The remaining Disney parks around the world shut down in March. The Walt Disney World Resort in Orlando closed on March 16, The Disneyland Resort in California, Disneyland Paris and The Walt Disney World Resort in Orlando closed on March 14-16.

This comes at a huge cost for Disney. Forbes estimates the company could lose as much as $13 million per day from the closure of parks and resorts located in the U.S. alone. 

The shutdowns also affect the long-term plans for the parks—especially The Walt Disney World Resort in Orlando, which was supposed to celebrate its 50th anniversary next year. The construction of new attractions, entertainment, merchandise and more has been delayed until further notice.

In addition, The Walt Disney Company’s Disney Cruise Line has suspended all new departures. 

There are fears that travelers could contract the virus when leaving the U.S., and spread it when they come back. According to Disney Cruise Line, the impacted sailings include seven cruises in the Disney Magic ship, six in the Disney Wonder ship, eight in the Disney Dream ship and five in the Disney Fantasy ship. 

Disney’s film division has also been negatively impacted. 

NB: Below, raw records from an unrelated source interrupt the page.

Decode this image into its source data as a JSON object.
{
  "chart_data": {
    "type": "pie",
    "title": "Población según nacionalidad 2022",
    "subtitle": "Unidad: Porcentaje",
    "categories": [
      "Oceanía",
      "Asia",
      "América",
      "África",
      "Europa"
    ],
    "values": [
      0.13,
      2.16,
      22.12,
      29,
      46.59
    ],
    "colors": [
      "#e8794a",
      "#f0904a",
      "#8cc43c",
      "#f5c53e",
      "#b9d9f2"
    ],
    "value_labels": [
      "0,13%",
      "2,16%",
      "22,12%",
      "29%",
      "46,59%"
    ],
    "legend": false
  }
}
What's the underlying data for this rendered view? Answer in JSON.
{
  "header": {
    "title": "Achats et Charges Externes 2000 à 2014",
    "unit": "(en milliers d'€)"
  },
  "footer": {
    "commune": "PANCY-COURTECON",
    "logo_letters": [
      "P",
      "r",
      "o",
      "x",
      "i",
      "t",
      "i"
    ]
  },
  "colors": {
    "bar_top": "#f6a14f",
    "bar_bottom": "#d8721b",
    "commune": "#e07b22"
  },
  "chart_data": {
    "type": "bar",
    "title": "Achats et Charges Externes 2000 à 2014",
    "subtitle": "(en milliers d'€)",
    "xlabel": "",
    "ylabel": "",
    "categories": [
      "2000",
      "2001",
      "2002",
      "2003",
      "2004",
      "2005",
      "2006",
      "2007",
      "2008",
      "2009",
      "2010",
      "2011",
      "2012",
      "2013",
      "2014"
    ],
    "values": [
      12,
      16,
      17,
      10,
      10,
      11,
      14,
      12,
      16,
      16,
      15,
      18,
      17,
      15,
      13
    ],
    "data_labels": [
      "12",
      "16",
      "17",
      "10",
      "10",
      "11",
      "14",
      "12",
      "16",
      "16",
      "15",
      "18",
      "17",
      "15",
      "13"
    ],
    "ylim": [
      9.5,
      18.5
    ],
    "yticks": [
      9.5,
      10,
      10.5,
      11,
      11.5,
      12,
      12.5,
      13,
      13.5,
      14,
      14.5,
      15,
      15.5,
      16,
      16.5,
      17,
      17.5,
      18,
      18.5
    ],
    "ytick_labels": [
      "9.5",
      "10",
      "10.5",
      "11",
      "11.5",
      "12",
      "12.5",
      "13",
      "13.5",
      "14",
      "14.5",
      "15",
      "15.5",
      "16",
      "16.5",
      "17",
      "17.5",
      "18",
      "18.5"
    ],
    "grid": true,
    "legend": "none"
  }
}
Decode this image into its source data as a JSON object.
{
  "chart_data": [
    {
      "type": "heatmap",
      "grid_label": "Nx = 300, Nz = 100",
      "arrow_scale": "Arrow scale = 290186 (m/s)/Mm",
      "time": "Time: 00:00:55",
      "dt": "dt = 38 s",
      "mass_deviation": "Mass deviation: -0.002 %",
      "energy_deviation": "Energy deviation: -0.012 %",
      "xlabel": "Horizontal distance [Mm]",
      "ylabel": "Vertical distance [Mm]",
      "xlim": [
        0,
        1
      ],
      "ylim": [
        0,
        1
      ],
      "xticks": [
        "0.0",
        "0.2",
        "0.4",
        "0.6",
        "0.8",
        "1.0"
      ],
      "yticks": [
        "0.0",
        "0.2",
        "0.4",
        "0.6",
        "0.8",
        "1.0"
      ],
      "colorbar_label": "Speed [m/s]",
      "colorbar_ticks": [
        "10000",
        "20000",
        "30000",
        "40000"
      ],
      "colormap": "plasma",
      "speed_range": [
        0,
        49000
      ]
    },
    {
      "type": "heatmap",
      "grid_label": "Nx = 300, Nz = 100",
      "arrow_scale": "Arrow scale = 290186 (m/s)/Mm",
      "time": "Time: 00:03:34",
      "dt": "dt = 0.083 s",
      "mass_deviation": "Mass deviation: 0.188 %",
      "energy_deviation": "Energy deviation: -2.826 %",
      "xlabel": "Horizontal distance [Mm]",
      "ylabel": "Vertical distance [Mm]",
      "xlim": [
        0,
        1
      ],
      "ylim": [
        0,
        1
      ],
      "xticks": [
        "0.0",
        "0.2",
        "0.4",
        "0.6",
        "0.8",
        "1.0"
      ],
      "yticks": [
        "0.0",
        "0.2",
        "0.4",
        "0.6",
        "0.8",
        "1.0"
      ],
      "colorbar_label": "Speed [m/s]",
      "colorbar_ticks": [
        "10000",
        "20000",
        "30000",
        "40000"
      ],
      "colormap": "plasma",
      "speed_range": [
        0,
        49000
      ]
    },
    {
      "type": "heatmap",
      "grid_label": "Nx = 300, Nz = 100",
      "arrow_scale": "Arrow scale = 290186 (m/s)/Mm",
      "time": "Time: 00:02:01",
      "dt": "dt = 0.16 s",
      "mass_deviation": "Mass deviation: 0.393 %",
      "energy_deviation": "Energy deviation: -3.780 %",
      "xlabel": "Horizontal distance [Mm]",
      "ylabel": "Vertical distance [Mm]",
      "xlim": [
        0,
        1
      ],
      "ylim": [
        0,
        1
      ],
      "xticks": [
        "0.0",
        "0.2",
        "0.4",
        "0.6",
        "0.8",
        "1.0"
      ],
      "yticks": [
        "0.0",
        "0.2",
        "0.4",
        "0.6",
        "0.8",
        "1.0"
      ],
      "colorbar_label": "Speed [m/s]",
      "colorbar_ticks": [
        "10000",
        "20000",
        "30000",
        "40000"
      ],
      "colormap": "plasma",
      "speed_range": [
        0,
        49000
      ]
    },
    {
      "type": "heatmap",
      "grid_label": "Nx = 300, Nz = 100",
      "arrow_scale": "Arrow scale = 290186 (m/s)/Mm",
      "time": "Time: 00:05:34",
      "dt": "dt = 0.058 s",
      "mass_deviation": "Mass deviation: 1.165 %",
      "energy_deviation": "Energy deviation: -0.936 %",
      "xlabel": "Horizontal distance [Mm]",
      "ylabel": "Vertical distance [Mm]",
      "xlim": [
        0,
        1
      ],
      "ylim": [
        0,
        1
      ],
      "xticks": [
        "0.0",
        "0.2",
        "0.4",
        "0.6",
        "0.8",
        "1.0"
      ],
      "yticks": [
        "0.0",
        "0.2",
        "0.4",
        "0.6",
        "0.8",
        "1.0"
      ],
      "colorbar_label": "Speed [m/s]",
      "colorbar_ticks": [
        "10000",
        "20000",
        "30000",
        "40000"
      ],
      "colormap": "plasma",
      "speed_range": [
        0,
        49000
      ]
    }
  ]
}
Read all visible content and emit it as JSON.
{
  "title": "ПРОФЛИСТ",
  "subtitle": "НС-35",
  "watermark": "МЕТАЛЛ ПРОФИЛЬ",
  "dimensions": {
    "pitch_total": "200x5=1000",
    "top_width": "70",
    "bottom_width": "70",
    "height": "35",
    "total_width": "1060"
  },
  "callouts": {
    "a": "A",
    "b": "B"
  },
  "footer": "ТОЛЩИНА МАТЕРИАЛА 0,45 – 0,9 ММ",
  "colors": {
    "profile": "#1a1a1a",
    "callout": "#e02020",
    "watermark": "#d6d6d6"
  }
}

According to The Hollywood Reporter, the production shutdowns of big-budget films like Little Mermaid could cost The Walt Disney Company up to $350,000 a day. That fear has led the company to delay the releases of Marvel Studios’ Black Widow and the live-action remake of Mulan

Films that have already been released are making less money than expected. An example is Onward, the latest release from Pixar Animation Studios. The movie has grossed $103.2 million worldwide according to Forbes, making it one of the lowest-grossing Pixar movies in the company’s history. By comparison, Aladdin grossed $1.051 billion worldwide, according to the magazine. 

Cancellations in the sports industry are also hurting the company. The suspension of sports programming will cost them $481 million in ad sales on channels such as ESPN and ABC, estimates Orlando Weekly.

Disney is already warning investors about how the COVID-19 virus will impact the company. 

According to The Wrap, The Walt Disney Company has raised $6 billion in debt offerings by promising to repay investors at some point in the future. 

Financial issues keep adding up for Disney, as stock market shores plummet under $100—a first since 2017. Uncertainty has reached the company’s leadership as Bob Iger, who served as The Walt Disney Company’s CEO for 15 years, announced in February that he was stepping down. Bob Chapek, who was originally in charge of theme parks, will be his successor.

As The Walt Disney Company continues to work its way through the effects of the coronavirus virus, the company’s goals for 2020 have taken a serious hit. We can only wait and see how long it takes the company to restore itself to its former glory.